By George Psyllides
CLOSE to 300 old Bank of Cyprus shareholders have filed a request seeking a court order preventing a share capital increase before the “real” value of their shares was restored.
Numbering approximately 88,000, the bank’s old shareholders saw their shares’ value diminished to 1.0 per cent in March 2013 when the bank was restructured following a conversion of 47.5 per cent of uninsured deposits into equity, the absorption of failed Laiki bank and the selling off of the bank’s Greek operations to Piraeus bank.
The 285 shareholders want an injunction banning the increase in share capital before the value of their stock was restored to the level of March 15, 2013 or else suspend an extraordinary general meeting scheduled for the end of the month.
The shareholders also filed a lawsuit against the lender, the state, the Central Bank, and Laiki’s administrator
They want a court statement saying the composition of the shareholding is wrong due to the wrong calculations.
The court ordered the Bank of Cyprus, Laiki, and the administrator, to submit their objections by August 20 and scheduled a hearing two days later.
The move was expected after it had been announced at the end of July.
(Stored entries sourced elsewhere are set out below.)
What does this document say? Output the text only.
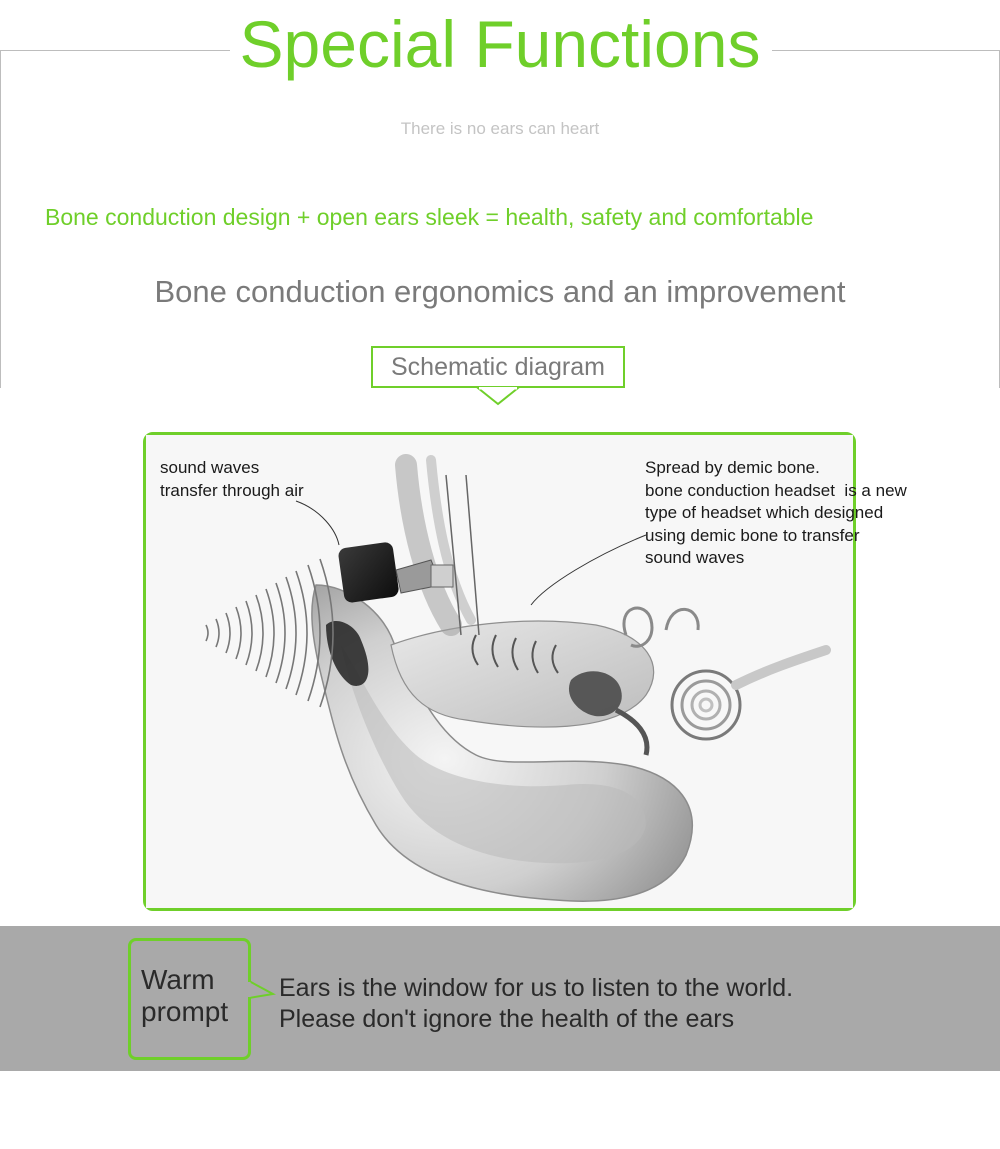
Special Functions
There is no ears can heart
Bone conduction design + open ears sleek = health, safety and comfortable
Bone conduction ergonomics and an improvement
Schematic diagram
sound waves
transfer through air
Spread by demic bone.
bone conduction headset  is a new
type of headset which designed
using demic bone to transfer
sound waves
Warm
prompt
Ears is the window for us to listen to the world.
Please don't ignore the health of the ears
The EGM at the end of the month was called to approve a capital increase of about €1 billion pledged by foreign investors and the European Bank of Reconstruction and Development.
In an issuer comment, Moody’s ratings agency had said the bank’s successful completion of the first phase of its €1bn capital increase “is credit positive because it will improve the bank’s liquidity and funding position, strengthen depositor confidence and potentially open other funding options.”
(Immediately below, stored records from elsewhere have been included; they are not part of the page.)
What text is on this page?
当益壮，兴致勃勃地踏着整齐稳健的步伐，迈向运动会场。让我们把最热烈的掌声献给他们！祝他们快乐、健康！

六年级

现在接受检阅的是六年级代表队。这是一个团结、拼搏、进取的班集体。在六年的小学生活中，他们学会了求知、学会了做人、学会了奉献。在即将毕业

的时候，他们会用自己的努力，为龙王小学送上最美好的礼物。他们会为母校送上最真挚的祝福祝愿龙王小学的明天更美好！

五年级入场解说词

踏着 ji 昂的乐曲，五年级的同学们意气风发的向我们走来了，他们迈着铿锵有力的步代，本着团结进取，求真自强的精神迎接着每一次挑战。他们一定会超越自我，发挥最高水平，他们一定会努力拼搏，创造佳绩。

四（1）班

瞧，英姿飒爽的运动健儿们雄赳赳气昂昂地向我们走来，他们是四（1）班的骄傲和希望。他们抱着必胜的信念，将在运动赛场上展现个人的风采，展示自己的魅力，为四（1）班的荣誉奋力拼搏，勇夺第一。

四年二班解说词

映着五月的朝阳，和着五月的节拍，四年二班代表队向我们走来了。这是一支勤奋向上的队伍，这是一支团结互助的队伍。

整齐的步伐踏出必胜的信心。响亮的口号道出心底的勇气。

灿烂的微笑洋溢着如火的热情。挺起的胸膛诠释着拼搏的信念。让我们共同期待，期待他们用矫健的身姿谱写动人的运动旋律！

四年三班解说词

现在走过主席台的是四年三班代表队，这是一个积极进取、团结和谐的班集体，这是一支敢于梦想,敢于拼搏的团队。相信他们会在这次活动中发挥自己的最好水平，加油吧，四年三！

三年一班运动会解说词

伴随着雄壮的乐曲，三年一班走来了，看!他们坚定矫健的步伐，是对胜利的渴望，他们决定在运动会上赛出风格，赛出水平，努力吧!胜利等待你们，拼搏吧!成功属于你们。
Moody’s said the additional capital would help BoC pass the EBA stress tests and withstand losses stemming from the high level of NPLs, which hovered around 55 per cent
Meanwhile the bank’s dependence on Emergency Liquidity Assistance (ELA) recorded a further decrease to €8.68 billion in July from €8.78 billion the previous month, according to figures released by the Central Bank. In May, ELA amounted to €9.23 billion whereas in April it was €9.4 billion.